Amid escalating laughter, Franken told of the lawsuit brought by Fox against his book, Lies and the Lying Liars Who Tell Them, on behalf of Fox News Channel host Bill O’Reilly, who objected to being called a liar.

The suit was eventually dismissed because “satire is a protected form of public speech, even if the object of satire doesn’t get it,” Franken said.

Franken was a favorite for the audience, later blacklisted by “Billionaires for Bush,” a satirical protest group (see story, page 4), and given a collection of songs from the “Bush on Mars” campaign.

When one questioner frustratingly asked, “What am I going to do,” Franken rejoined, “You’re going to vote for Kerry.”

But the standing ovation was reserved for Robert Kennedy Jr., who spoke passionately about what he called the Bush administration’s systematic undermining of environmental legislation.
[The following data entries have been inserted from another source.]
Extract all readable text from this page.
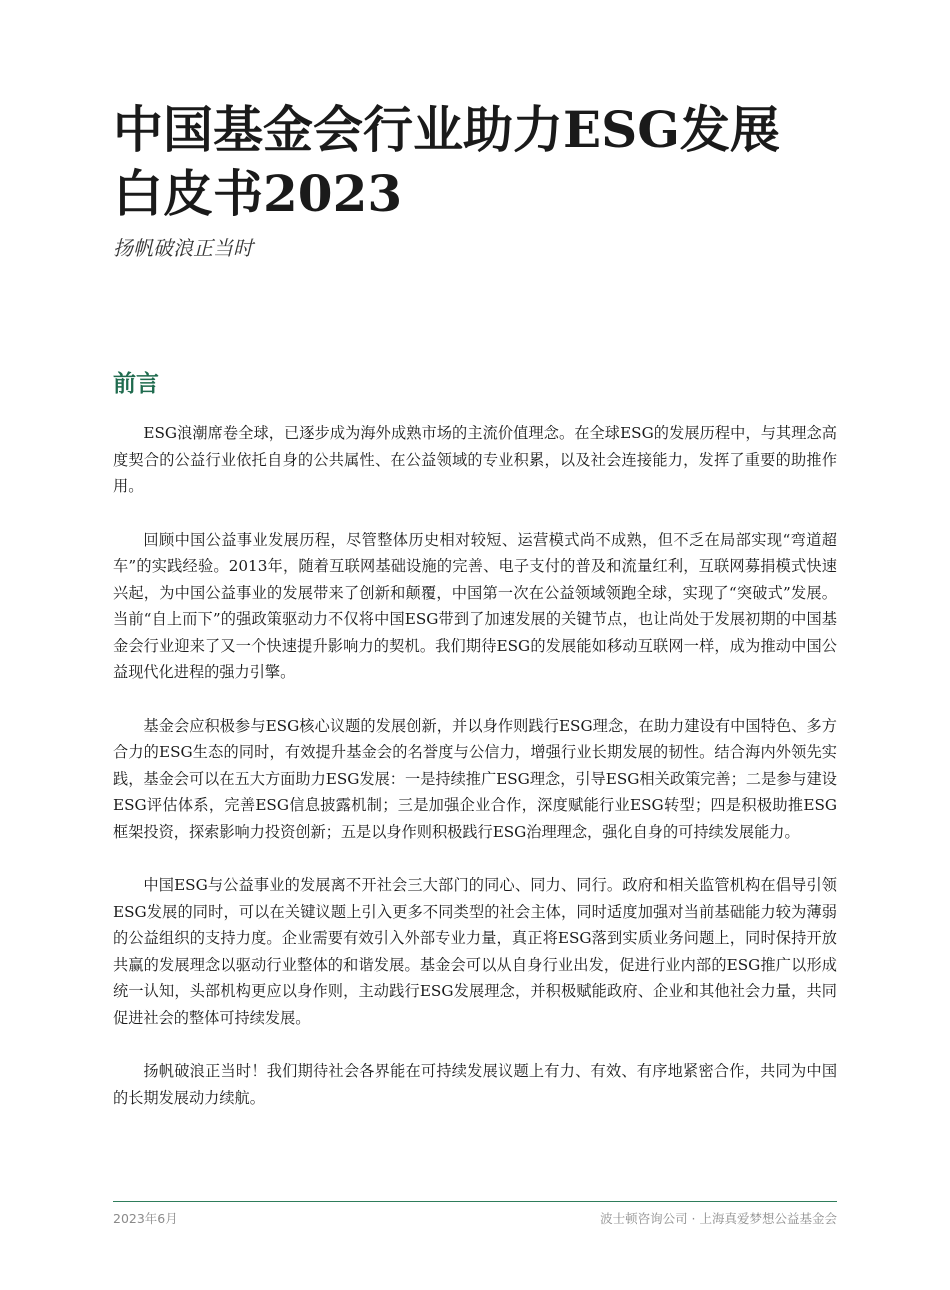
中国基金会行业助力ESG发展
白皮书2023
扬帆破浪正当时
前言

ESG浪潮席卷全球，已逐步成为海外成熟市场的主流价值理念。在全球ESG的发展历程中，与其理念高度契合的公益行业依托自身的公共属性、在公益领域的专业积累，以及社会连接能力，发挥了重要的助推作用。

回顾中国公益事业发展历程，尽管整体历史相对较短、运营模式尚不成熟，但不乏在局部实现“弯道超车”的实践经验。2013年，随着互联网基础设施的完善、电子支付的普及和流量红利，互联网募捐模式快速兴起，为中国公益事业的发展带来了创新和颠覆，中国第一次在公益领域领跑全球，实现了“突破式”发展。当前“自上而下”的强政策驱动力不仅将中国ESG带到了加速发展的关键节点，也让尚处于发展初期的中国基金会行业迎来了又一个快速提升影响力的契机。我们期待ESG的发展能如移动互联网一样，成为推动中国公益现代化进程的强力引擎。

基金会应积极参与ESG核心议题的发展创新，并以身作则践行ESG理念，在助力建设有中国特色、多方合力的ESG生态的同时，有效提升基金会的名誉度与公信力，增强行业长期发展的韧性。结合海内外领先实践，基金会可以在五大方面助力ESG发展：一是持续推广ESG理念，引导ESG相关政策完善；二是参与建设ESG评估体系，完善ESG信息披露机制；三是加强企业合作，深度赋能行业ESG转型；四是积极助推ESG框架投资，探索影响力投资创新；五是以身作则积极践行ESG治理理念，强化自身的可持续发展能力。

中国ESG与公益事业的发展离不开社会三大部门的同心、同力、同行。政府和相关监管机构在倡导引领ESG发展的同时，可以在关键议题上引入更多不同类型的社会主体，同时适度加强对当前基础能力较为薄弱的公益组织的支持力度。企业需要有效引入外部专业力量，真正将ESG落到实质业务问题上，同时保持开放共赢的发展理念以驱动行业整体的和谐发展。基金会可以从自身行业出发，促进行业内部的ESG推广以形成统一认知，头部机构更应以身作则，主动践行ESG发展理念，并积极赋能政府、企业和其他社会力量，共同促进社会的整体可持续发展。

扬帆破浪正当时！我们期待社会各界能在可持续发展议题上有力、有效、有序地紧密合作，共同为中国的长期发展动力续航。

2023年6月	波士顿咨询公司 · 上海真爱梦想公益基金会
For example, Kennedy said, because of previously illegal coal burning corporations in the Ohio Valley, asthma has reached an unprecedented level in newborns.

“Without my resources I would be hard pressed to keep my children alive,” Kennedy said.

“It has taken 300 years [for our country] to get the world’s respect, and three and a half years for this president to destroy it,” Kennedy said.

He therefore supports presidential candidate Sen. John F. Kerry, D-Mass., but warns “you will have to make him do the things you want him to do.”